反対側も同じように嬲られて、気持ちいいけどいい加減体重を支えている腕が痛くなってきた。
膝を祐次の股間にぐっと押し付ける。
「痛っ・・・」
勃ってたからな。
さ、今度はどうやって虐めてやろうか。
「鈴木さん、交代していいですか」
まあ、それもいいかもな。
頷くと祐次は起き上がって、首から腹にかけてキスを落としていき、それからちょっと俺の顔を見て、足の間に顔を埋めた。もう勃っていたソレに下から上へ舌が伝う。
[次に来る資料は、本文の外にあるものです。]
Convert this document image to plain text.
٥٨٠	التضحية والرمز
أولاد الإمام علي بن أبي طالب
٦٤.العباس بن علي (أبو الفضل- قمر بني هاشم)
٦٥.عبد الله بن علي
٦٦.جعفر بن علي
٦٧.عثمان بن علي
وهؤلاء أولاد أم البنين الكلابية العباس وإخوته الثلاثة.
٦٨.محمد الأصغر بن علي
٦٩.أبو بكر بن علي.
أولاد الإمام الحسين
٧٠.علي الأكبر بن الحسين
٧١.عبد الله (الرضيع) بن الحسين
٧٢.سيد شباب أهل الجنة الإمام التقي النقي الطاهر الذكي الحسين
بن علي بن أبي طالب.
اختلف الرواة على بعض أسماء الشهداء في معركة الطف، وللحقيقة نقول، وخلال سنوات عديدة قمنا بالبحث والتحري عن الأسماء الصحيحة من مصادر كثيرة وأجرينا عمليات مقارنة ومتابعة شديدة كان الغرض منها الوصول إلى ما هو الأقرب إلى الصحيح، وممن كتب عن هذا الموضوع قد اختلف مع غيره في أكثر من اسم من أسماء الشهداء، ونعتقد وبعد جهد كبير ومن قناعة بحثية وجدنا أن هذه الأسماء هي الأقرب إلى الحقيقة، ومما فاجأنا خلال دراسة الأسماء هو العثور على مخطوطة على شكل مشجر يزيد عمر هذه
背中に小さな稲妻が走った。
「イイんですか」
「ん、先の方咥えて。全部入れるよりそっちのがいい」
「わかりました」
祐次はニヤっとした。随分ヤラシイ顔するようになったな。
亀頭全体が口に包まれて、転がすように舌で弄ばれる。声が出そうで、代わりに深く息を吸って吐いた。
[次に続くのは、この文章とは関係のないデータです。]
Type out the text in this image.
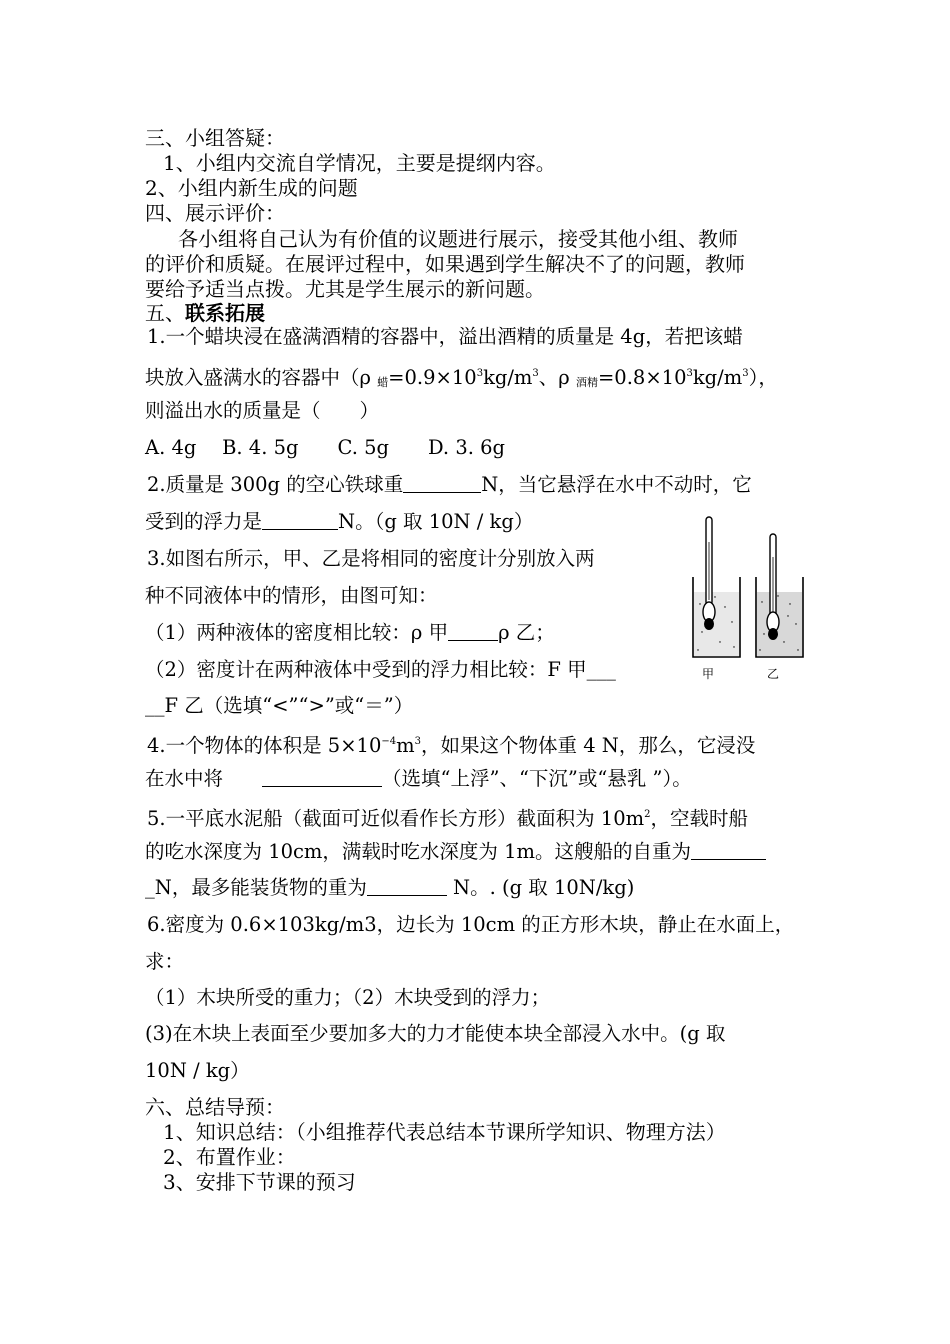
三、小组答疑：
1、小组内交流自学情况，主要是提纲内容。
2、小组内新生成的问题
四、展示评价：
各小组将自己认为有价值的议题进行展示，接受其他小组、教师
的评价和质疑。在展评过程中，如果遇到学生解决不了的问题，教师
要给予适当点拨。尤其是学生展示的新问题。
五、联系拓展
1.一个蜡块浸在盛满酒精的容器中，溢出酒精的质量是 4g，若把该蜡
块放入盛满水的容器中（ρ 蜡$=0.9\times 10^3kg/m^3$、ρ 酒精$=0.8\times 10^3kg/m^3$），
则溢出水的质量是（　　）
A. 4g　 B. 4. 5g　　C. 5g　　D. 3. 6g
2.质量是 300g 的空心铁球重	N，当它悬浮在水中不动时，它
受到的浮力是	N。（g 取 10N / kg）
3.如图右所示，甲、乙是将相同的密度计分别放入两
种不同液体中的情形，由图可知：
（1）两种液体的密度相比较：ρ 甲	ρ 乙；
（2）密度计在两种液体中受到的浮力相比较：F 甲___
__F 乙（选填“<”“>”或“＝”）
甲	乙
4.一个物体的体积是 $5\times 10^{-4}m^3$，如果这个物体重 4 N，那么，它浸没
在水中将　　	（选填“上浮”、“下沉”或“悬乳 ”）。
5.一平底水泥船（截面可近似看作长方形）截面积为 $10m^2$，空载时船
的吃水深度为 10cm，满载时吃水深度为 1m。这艘船的自重为
_N，最多能装货物的重为	N。. (g 取 10N/kg)
6.密度为 0.6×103kg/m3，边长为 10cm 的正方形木块，静止在水面上，
求：
（1）木块所受的重力；（2）木块受到的浮力；
(3)在木块上表面至少要加多大的力才能使本块全部浸入水中。(g 取
10N / kg）
六、总结导预：
1、知识总结：（小组推荐代表总结本节课所学知识、物理方法）
2、布置作业：
3、安排下节课的预习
下の方も手で擦られると、久しぶりだからかもうイキそうになる。
と、急に先が空気に晒されてヒヤリとした。
何で離すんだコラ。
「我慢してくださいね」
お返しです、とニコリとする。
この野郎。ホントヤラシイ奴になったな。
仕返しに祐次の身体をベッドに倒してやる。
お互いを食い合うようなセックスは、時間ギリギリまで続けられた。
「あーあ、スーツぐしゃぐしゃ」
祐次と俺は駅まで一緒に歩いた。祐次のスーツはシワクチャになっている。
「でも、スッキリしました。就活でストレスヤバくて」
そうそう。それでいいんだ。
セックスでストレス発散して何が悪い。
「じゃあまた」
改札をくぐる祐次は晴れ晴れとした顔だった。
ちゃんと勉強して就活して身体を動かして発散して、祐次はめちゃくちゃ健全なヤツだと俺は思う。